A far sbarcare il lunario agli italiani non basta più neanche il lavoro interinale, soprattutto se sono donne e giovani. Sono prevalentemente gli uomini che hanno superato i trent’anni, infatti, i pochi fortunati che riescono a ottenere un contratto a tempo indeterminato alla fine di una prestazione occasionale.

Secondo uno studio Ires-Cgil il lavoro interinale ha perso negli ultimi tre anni qualcosa come 130 mila lavoratori, e anche chi riesce a passare da un impiego temporaneo a un altro senza lunghi periodi di inattività ha poche speranze di essere confermato, e di ricevere un’offerta per una assunzione definitiva.

Secondo l’indagine riescono in questo intento soprattutto gli esponenti del sesso forte, ma solo se laureati, di età compresa tra i 30 e i 39 anni e residenti nelle regioni del Nord-Ovest. Il 47 per cento di loro passa dal lavoro interinale a quello a tempo indeterminato, mentre le donne che conquistano l’agognato posto fisso sono solo il 38 per cento.
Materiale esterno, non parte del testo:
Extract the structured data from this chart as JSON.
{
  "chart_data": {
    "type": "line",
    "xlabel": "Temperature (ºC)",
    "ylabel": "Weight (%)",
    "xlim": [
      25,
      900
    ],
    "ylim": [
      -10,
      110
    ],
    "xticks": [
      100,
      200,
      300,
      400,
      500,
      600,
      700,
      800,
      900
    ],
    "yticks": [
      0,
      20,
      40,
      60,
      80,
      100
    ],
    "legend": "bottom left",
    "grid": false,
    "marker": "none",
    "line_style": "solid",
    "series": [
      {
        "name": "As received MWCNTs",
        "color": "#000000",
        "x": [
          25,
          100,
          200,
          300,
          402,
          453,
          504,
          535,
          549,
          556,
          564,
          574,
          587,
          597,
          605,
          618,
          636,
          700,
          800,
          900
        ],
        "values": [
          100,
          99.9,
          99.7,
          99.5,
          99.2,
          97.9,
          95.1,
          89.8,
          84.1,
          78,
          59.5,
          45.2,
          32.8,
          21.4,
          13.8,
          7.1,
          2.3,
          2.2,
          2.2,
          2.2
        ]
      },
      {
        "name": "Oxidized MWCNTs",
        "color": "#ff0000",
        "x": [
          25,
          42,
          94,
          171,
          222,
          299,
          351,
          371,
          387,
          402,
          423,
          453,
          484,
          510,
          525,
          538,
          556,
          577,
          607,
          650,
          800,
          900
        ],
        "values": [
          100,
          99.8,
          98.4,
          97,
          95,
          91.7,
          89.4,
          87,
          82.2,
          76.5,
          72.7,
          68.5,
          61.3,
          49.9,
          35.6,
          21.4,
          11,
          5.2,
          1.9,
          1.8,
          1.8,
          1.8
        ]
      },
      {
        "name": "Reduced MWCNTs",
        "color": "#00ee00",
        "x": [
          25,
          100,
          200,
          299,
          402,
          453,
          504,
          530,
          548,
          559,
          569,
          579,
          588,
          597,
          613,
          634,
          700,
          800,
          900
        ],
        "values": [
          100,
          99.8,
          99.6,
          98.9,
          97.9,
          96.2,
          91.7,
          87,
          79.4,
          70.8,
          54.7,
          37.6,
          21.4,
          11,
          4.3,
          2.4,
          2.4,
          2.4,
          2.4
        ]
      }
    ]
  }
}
Per quanto concerne i guadagni, inoltre, la situazione sembra essere abbastanza drammatica, infatti andare avanti con impieghi temporanei significa anche percepire spesso uno stipendio molto basso, che quantificato corrisponde a meno di 10 mila euro annui per la metà dei lavoratori interinali (il 54,9 per cento per la precisione).

«Una condizione di disagio economico aumentata fortemente proprio durante la crisi.»

Ecco come l’Ires definisce questa condizione lavorativa che penalizza in modo particolare i giovani italiani e le donne, basti pensare che solo il 7 per cento di loro percepisce un salario medio che supera i 15 mila euro all’anno.